British Airways i360 not 'tallest moving observation tower'

The British Airways i360 attraction must no longer claim it is the world's tallest moving observation tower after the advertising watchdog ruled it was "misleading".

The Brighton structure, which was designed by the same team behind the London Eye, holds the Guinness World Record for the most slender tower with a diameter of 13ft (3.9m) at its widest point.

But it can no longer claim it is the world's tallest moving observation tower after the Advertising Standards Authority (ASA) upheld a complaint that there were a number of other observational towers with moving platforms that were taller.

Brighton i360 said they did not claim to have the highest moving observation tower but the tallest, defined as "measuring a specified distance from top to bottom".

They said the "tallest moving observation tower" referred to the distance from which the pod travelled - from ground level to 138 metres - a greater vertical distance than any other moving observation tower.

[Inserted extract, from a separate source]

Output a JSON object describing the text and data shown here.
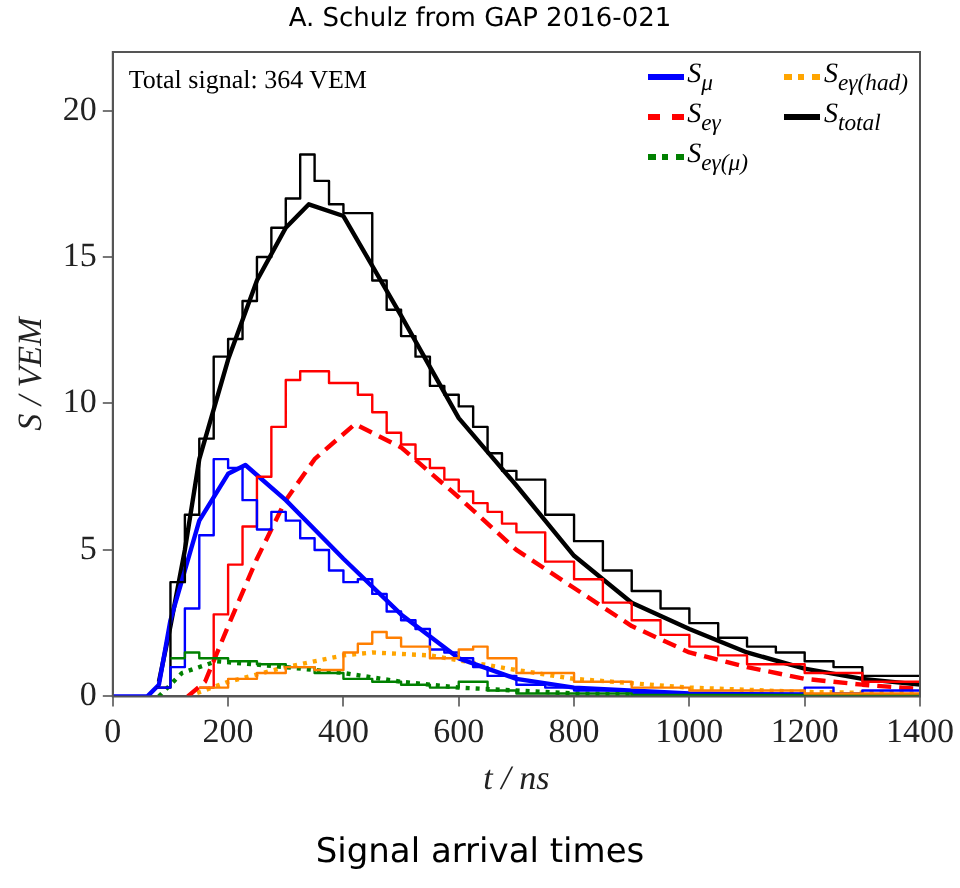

They added there was no evidence any consumer had been misled by their claim.

The ASA said consumers would understand "the world's tallest moving observation tower" to mean the observation desk rose to a height higher than any other moving observation tower in the world.

It said: "We noted the British Airways i360 moved a greater distance from the ground up than other towers.

"However, while the evidence provided by British Airways i360 showed that other moving observation areas rose from halfway up a tower structure and not from the ground, we noted that those towers rose higher into the air than the British Airways i360.

"Because we did not consider the British Airways i360 was taller than other observation towers in the way that consumers would understand it, we therefore concluded the ad was misleading."

Steve Bax, executive director of British Airways i360, said: "British Airways i360 has received multiple prestigious awards for innovation, design and the quality of our visitor experience, and while the ASA ruling was disappointing it does not change our position as a world-class attraction which is giving inspiration and delight to hundreds of thousands of people every year."